Death From Above: The Air Force's Fearsome AC-130 Gunship Is Getting Upgrades

Key Point: Once the gunship is upgraded, the AC-130 will become an integral part of U.S. overseas operations.

The historic, lethal and combat-tested AC-130 gunship — known for attacking ISIS and Taliban fighters during close-air support high-risk combat missions — is getting a massive technological upgrade with newer weapons and avionics to increase the effectiveness of the attack platform and extend its service life into future decades, service officials said.

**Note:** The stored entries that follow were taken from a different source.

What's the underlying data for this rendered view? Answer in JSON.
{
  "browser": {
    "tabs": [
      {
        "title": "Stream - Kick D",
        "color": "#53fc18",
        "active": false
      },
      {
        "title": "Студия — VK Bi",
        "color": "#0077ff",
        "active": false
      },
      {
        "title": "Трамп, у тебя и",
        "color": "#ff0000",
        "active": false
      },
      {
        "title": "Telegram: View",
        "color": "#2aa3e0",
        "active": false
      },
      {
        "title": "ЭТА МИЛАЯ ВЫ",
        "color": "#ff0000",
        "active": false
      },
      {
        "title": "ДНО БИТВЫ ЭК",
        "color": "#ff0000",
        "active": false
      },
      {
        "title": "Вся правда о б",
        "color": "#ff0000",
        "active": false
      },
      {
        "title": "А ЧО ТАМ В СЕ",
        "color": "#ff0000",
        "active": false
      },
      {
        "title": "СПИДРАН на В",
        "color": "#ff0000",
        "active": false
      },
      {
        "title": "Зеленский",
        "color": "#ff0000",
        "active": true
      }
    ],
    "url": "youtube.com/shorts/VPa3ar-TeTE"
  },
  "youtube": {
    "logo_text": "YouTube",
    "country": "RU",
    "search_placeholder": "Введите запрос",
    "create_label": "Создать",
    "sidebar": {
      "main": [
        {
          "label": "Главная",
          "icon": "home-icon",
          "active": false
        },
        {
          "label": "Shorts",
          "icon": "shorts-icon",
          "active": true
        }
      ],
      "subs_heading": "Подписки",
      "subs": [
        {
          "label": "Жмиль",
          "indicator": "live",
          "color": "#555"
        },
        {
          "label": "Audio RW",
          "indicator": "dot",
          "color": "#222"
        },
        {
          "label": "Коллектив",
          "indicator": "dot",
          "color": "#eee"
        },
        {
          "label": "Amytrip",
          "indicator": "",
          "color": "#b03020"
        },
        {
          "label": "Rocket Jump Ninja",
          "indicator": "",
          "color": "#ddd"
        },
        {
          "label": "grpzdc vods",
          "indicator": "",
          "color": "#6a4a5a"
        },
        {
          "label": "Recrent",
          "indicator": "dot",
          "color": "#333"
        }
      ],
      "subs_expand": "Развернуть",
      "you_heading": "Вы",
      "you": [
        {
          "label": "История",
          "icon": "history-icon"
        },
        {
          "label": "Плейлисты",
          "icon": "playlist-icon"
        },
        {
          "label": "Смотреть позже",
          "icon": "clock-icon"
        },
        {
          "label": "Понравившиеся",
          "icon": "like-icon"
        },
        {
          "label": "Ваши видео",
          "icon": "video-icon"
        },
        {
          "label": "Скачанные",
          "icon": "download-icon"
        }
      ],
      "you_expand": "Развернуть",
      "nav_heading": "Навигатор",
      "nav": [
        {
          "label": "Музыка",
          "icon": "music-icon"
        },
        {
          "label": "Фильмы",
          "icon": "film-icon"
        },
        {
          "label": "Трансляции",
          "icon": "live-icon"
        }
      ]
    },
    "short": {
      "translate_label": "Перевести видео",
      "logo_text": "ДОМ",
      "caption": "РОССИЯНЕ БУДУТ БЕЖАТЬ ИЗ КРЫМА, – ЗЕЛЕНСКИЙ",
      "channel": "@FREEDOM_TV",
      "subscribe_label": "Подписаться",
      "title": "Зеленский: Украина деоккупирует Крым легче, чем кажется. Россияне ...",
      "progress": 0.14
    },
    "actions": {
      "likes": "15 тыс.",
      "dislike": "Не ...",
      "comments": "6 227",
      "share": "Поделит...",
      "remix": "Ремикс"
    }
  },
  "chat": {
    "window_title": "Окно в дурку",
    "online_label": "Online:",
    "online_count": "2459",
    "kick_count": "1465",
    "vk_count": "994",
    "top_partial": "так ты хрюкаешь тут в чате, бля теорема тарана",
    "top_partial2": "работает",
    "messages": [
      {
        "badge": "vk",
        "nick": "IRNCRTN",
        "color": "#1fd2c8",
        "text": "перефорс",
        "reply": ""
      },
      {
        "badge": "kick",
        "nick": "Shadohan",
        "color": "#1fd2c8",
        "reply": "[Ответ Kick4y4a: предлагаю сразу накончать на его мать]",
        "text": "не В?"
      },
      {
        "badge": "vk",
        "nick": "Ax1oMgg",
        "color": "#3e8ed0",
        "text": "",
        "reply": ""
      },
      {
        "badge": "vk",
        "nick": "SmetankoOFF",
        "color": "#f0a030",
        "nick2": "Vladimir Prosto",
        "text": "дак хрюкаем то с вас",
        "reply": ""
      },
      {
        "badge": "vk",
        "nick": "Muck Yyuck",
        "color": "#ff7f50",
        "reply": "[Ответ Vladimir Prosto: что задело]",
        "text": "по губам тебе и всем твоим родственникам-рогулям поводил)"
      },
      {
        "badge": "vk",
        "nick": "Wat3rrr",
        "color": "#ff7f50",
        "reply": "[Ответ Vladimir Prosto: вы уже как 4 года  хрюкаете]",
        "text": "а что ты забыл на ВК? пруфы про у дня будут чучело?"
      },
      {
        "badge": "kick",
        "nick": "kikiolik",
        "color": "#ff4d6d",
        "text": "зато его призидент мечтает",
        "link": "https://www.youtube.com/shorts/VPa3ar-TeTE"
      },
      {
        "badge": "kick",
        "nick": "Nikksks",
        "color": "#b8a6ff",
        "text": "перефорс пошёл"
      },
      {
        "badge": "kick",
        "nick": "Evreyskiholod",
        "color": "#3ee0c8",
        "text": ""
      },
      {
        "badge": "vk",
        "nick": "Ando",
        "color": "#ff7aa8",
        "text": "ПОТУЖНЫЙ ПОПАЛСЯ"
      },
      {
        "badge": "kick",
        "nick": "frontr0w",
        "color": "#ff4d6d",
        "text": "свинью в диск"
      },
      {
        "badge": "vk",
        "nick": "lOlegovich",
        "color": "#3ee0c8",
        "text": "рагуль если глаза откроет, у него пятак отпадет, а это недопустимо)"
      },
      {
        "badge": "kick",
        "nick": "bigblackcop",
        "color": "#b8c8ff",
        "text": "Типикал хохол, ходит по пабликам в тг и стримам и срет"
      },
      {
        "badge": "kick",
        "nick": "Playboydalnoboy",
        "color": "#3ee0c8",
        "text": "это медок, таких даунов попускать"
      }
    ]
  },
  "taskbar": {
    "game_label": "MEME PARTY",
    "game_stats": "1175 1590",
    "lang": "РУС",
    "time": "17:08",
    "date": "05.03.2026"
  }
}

“AC-130 gunship work involves upgrading the plane with weapons, targeting systems and sensor packages,” Col. Robert Toth, Chief of Tactical Aircraft, Special Operations and Combat Search and Rescue Division, told Scout Warrior in an interview.

Early variants of the AC-130 gunship first entered combat in the late 1960s during the Vietnam war. Later variants served in the Gulf War, War on Terror and war in Afghanistan, among other missions.

The gunships, operated by both the Air Force and Special Operations Command, are often used to support Special Operations fighters on the ground engaged in combat.

The aircraft is known for its 105mm side-firing cannons which enable it fire from a side-axis position during close-in combat supporting ground troops. The AC-130 Gunship also has a 25mm Gatling gun and a 40mm weapon, according to Air Force statements.

The Lockheed-Boeing built aircraft uses four Allison T56-A-15 turboprop engines, each with 4,300 shaft horsepower; the 155,000-pound aircraft has a 132-foot wingspan and hits speeds of 300 miles per hour. Its crew consists of a pilot, co-pilot, navigator, fire control officer, electronic warfare officers, flight engineer, TV operator, infrared detection operator, loadmaster and four aerial gunners.

The AC-130 “Spooky II” gunship is a standard C-130 transport aircraft engineered for close-air support combat. Its 105mm gun, called a M102 Howitzer, fires 33-pound high explosive shells at a firing rate of 10-round a minute, according to a report in Popular Mechanics. The weapon has a range up to seven miles and is the largest gun ever operated from a US Air Force aircraft, the report said.

The aircraft’s 25-millimeter Gatling Gun, the GAU-12, is the same weapon now on the F-35 Joint Strike Fighter; the weapon fires both High-Explosive-Incendiary and Armor Piercing-Incendiary rounds against enemy fighters, buildings and light vehicles, Popular Mechanics writes.